Надежда на прошлое, или Дао постапокалипсиса (СИ) — страница 27 из 87

  - Да! - радостно выкрикнул Ури. - Так и есть! Вот она, остановка! Мы остановились на холме, и нашли правильный путь! Книжка-то годная! Верно ведь, Вир?

  - Это всего лишь интерпретация, но пусть будет по-твоему, - ответил Златорукий.

  - Небесный Харлей! - взявшись за тонкую бородку, Неп хитро улыбнулся. - Опять непонятное говоришь. Это какое-то ругательство? Ты таким словам научился у запагубных выродков? Ответь, Вир! Только не говори, что это не важно, просто скажи, что такое интер... - предводитель Вампиров покрутил ладонью, - интер... вот это вот самое.

  - Бесполезно объяснять, - кастомайзер самодовольно ухмыльнулся, - но будем считать, что это слово-заговор от степных хищников.

  - Напишешь мне его на седле, когда вернемся в стан, - сказал Ури, - а теперь вперед, за вердогами!

  Два президента и кастомайзер спустились с холма к остальным кочевникам.

  - Братья-байкеры! - проорал Ури, вытащив из чехла секиру. - Чуваки и... - Ури указал на Яву Бесноватую, - чувиха! Скоро нам предстоит битва с вердогами. Я очень надеюсь, что никто из вас не зассыт! Помните только, тварям черного цвета нельзя смотреть в глаза, иначе кранты! Просто бейте их, стреляйте в них, не глядя в их поганые зенки! Мы байкеры, с нами Небесный Харлей и поэтому мы победим! Мы воспитаны степью! А тот, кто воспитан степью, не боится отродий степных кошмаров!

  - Семь и три! - прокричали в ответ кочевники.

   Гексаграмма 27 (И) - Воспитание

  Умеренность в делах хороша, когда она начинается в мыслях и чувствах

  - По-моему, неплохо получилось, - сказал Юл, одобрительно цыкнув.

  - Да, - согласилась Хона.

  Действительно, плот удался на славу. Занимая добрую половину лоджии, он состоял из десяти поддонов и шести пластмассовых бочек.
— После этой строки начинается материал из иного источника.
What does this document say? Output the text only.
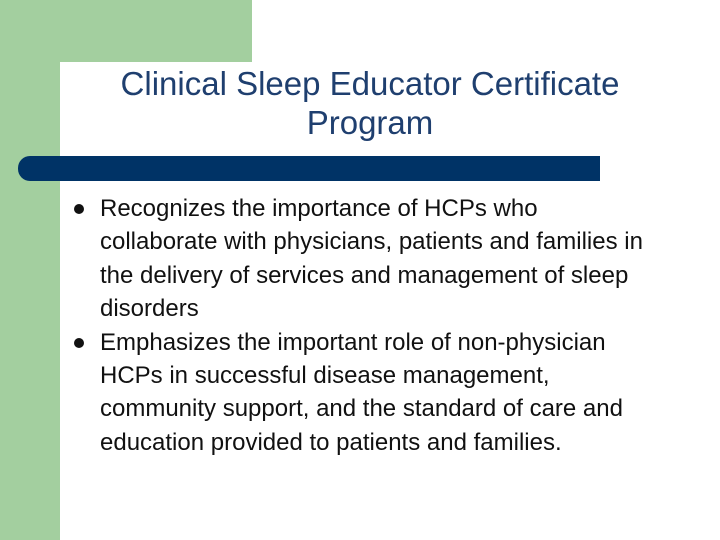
Clinical Sleep Educator Certificate Program
Recognizes the importance of HCPs who collaborate with physicians, patients and families in the delivery of services and management of sleep disorders
Emphasizes the important role of non-physician HCPs in successful disease management, community support, and the standard of care and education provided to patients and families.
Шесть палет были связаны друг с другом и бочками с помощью лиан и вьюнов, второй ряд, состоящий из четырех поддонов, лежал поперек первого и был скреплен с остальной конструкцией все теми же ветвящимися вездесущими растениями.

  Кроме того Юл вырезал из молодой осины длинный шест и нашел широкую пластмассовую штуковину, схожую по форме с веслом. Ведь плотом необходимо будет управлять. Хона же смастерила удочки. В сарае она обнаружила длинные, чрезвычайно прочные нити, намотанные на катушку, которые младший правнук назвал "леской". Из побегов она сделала несколько удилищ, крючки соорудила из проволоки, а в качестве грузила решила использовать маленькие металлические статуэтки, валявшиеся в грязи на полу в одной из комнат первого этажа. В темном и сыром месте девушка накопала червей.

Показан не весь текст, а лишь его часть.